-JOMO

 

We are all workers cover

“We are All Workers” is a zine produced by Democracy Insurgent as part of our campaign to fight the impacts of budget cuts and privatization at the University of Washington, Seattle. We are a group animated by principles of anti-racism, anti-imperialism, third world feminism, queer liberation and workers power. Our members are workers, students and unemployed workers. The push toward privatization has resulted in speed up, extra work and sweatshop conditions for workers on campus, hefty tuition hikes for current students, and reduced accessibility to the university for working class students and students of color. All these drastic attacks have been rationalized under the banner of “economic crisis” and inevitable budget cuts. However, it is a mystery why the University president continues to live in a UW student-sponsored mansion and makes about 1 million a year. It is clear that these budget cuts are an attempt to restructure the university and privatize education — this was already in the works for a long time, and the economic crisis provided the best legitimation for it.
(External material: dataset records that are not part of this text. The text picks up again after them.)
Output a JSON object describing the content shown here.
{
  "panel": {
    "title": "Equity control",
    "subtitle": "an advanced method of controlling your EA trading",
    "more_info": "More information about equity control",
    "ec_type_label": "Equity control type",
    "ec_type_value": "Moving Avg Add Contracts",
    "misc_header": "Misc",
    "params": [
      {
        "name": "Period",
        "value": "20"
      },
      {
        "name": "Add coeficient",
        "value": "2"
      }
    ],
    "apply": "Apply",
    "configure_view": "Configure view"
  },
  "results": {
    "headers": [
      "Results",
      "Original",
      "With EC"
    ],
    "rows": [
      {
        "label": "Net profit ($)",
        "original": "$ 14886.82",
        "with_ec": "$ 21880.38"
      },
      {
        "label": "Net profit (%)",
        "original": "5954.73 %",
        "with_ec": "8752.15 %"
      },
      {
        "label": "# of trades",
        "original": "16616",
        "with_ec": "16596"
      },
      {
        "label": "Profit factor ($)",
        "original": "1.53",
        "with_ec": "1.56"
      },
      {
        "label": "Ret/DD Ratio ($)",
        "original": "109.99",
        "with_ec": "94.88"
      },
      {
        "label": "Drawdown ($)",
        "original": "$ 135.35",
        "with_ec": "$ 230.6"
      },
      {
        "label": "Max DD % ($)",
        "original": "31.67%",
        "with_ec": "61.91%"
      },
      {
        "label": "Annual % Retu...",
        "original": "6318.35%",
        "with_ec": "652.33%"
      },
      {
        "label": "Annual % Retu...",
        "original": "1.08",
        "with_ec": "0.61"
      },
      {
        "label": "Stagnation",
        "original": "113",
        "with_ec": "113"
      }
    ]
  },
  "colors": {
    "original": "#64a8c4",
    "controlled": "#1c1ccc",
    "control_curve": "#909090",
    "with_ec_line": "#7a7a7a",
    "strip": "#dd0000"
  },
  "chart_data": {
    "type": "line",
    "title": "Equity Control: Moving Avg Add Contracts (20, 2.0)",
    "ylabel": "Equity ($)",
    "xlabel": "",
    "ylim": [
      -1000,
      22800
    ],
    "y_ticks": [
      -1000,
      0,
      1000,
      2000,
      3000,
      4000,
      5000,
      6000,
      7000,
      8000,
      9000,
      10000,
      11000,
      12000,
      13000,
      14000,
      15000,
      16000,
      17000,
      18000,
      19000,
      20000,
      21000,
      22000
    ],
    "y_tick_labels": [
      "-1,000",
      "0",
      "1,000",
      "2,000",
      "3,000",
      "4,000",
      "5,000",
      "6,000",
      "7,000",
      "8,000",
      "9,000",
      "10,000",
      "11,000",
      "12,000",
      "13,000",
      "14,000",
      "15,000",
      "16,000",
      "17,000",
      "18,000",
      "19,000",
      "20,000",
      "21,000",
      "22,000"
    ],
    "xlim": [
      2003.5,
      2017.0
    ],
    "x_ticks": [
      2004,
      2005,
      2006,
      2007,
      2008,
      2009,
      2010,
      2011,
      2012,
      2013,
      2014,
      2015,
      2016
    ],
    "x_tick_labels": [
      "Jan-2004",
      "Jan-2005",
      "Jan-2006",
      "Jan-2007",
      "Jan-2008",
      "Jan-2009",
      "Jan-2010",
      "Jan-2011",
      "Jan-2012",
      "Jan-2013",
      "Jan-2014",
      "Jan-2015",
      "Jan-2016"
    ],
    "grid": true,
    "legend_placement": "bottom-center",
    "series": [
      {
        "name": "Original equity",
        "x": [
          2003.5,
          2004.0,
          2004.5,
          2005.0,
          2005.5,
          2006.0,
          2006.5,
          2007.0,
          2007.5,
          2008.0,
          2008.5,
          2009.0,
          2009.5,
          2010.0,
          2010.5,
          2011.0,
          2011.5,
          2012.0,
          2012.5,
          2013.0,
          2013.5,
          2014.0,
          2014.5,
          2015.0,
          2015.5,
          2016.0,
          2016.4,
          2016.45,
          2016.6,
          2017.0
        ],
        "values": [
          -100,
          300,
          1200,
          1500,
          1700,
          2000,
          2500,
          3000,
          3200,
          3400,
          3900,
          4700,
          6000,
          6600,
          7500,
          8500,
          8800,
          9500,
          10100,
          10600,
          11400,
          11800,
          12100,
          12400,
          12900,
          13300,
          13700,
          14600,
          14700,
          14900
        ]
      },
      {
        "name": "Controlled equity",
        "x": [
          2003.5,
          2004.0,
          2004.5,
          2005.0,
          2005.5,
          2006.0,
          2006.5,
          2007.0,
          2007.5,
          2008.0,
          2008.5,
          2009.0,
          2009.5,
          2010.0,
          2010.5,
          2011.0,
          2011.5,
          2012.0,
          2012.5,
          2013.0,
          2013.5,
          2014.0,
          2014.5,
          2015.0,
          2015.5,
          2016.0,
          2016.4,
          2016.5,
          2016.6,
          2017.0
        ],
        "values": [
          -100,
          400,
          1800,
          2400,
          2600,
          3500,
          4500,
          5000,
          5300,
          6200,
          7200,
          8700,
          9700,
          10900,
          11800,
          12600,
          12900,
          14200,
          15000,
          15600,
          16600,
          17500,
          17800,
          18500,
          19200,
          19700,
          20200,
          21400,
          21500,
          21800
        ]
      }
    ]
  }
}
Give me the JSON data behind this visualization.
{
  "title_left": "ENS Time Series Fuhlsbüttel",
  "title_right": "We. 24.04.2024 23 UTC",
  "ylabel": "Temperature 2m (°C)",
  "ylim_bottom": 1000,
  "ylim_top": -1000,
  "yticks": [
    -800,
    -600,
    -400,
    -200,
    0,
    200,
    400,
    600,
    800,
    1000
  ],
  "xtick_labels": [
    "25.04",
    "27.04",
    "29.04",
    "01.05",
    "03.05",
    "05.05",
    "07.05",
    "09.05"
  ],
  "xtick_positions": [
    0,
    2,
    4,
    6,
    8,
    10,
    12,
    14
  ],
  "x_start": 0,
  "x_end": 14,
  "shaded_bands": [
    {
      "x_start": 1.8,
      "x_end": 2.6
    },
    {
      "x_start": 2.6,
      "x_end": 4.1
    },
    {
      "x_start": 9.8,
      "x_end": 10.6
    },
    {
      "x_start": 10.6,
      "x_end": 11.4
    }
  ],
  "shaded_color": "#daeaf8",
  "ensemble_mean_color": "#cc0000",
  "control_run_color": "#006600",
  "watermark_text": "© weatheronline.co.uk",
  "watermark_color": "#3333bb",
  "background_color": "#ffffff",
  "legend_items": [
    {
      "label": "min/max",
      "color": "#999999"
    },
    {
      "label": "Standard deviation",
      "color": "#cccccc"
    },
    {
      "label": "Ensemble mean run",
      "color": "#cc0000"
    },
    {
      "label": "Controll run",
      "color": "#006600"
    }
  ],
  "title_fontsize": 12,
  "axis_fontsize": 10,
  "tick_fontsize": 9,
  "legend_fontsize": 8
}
This zine is the product of many ideas bubbling in the group over the summer. Some of us in DI were inspired by the Johnson Forrest Tendency, JFT, which produced the piece, “The American Worker.” “The American Worker,” a collaboration between Phil Singer and Grace Lee Boggs under the pen names of Paul Romano and Ria Stone, succeeds in “recognizing and recording” the workplace dynamics that Romano experienced as an auto worker in Detroit during the late 1940s. What is unique about the pamphlet, is that it captures both the rage and frustration that workers feel on the job, as well as the creative solutions that they come up with, that show glimpses of how a workplace free from managerial harassment and control, could function. These vignettes of everyday resistance and creation are best captured by a rank and file worker observing and participating in the informal workgroups and cultures inside the workplace. The pamphlet also highlights how work conditions, even more so than wages, is the key issue that brings workers together. Speed up, extra work, are working conditions that hit the nail on the head: Who controls your working environment and conditions? Who can push you to work faster, harder? Who do you need to fight to work better? In “American Worker,” Romano gives a vibrant and exciting portrayal of how these questions are fundamental to the workers, and how it is eventually workers self activity and power on the shop floor that can change these conditions.

Last September, when some of us walked the picket lines with the Boeing workers in Everett who were then on strike, workers told us how they would do a noisy medley at a specific time every lunch break leading up to the strike, banging on whatever was around them. The noisy clammers that echoed through the entire factory (Boeing’s biggest in the world) were like war songs, echoing solidarity, and power. We were inspired and excited to learn about this, and wondered, what else is happening?

We didnt have to go far. In April this year, as we began organizing around budget cuts at UW, initially as part of the Anti-Budget Cuts Coalition, two custodians came to our meetings to publicize the abuse and cuts they were facing from management.

The same narrative: workers were losing their jobs, there was speed up and extra work, workers were laid off on the pretext of helping the University save money, while not a dime was cut from the top administrators.

During many late night break time meetings, the author of “The Last Man Standing” (an entry in the zine) and his co-workers told us stories of how they chased management out of their building — creating a liberated zone for themselves. They looked out for one another, and relied on each other’s skills to get their job done more efficiently, more effectively, without a micromanaging supervisor or manager breathing down their necks. This structure survived for over 5 years, but was broken up when co-workers were transferred arbitrarily with the excuse of the budget cuts. Management knows, that isolation is the best way to beat down a warrior.

The custodians didnt stop. The informal workgroups that had been cultivated over decades became the glue that brought people across ethnicities, race and language together. The UW custodians are predominantly Filipino, East African, Latino and South Korean. Together with the workers, we organized two big rallies on May 28th and June 11th, that eventually won us some demands. Whereas before only 8 out of 85 positions were to be kept from the swingshift, after the rallies, management conceded and kept 50 positions.

But it isn’t over, and it isn’t enough. No one group of workers can stick their heads out on their own and expect to win. We try to reflect this sentiment in Democracy Insurgent. We organize with workers, students and unemployed folks. No one can go at it alone. We want everything.

In the end, “We are All Workers” is tied to the fighting mission and purpose of Democracy Insurgent. We want to fight against this economic crisis that saves the best for the richest, while those of us at the bottom get the sludge. We want good, healthy, safe jobs, not sweatshops. We want well-paying jobs and education, not prisons. We want anti-racist, anti-colonial curriculums, not the CIA on campus.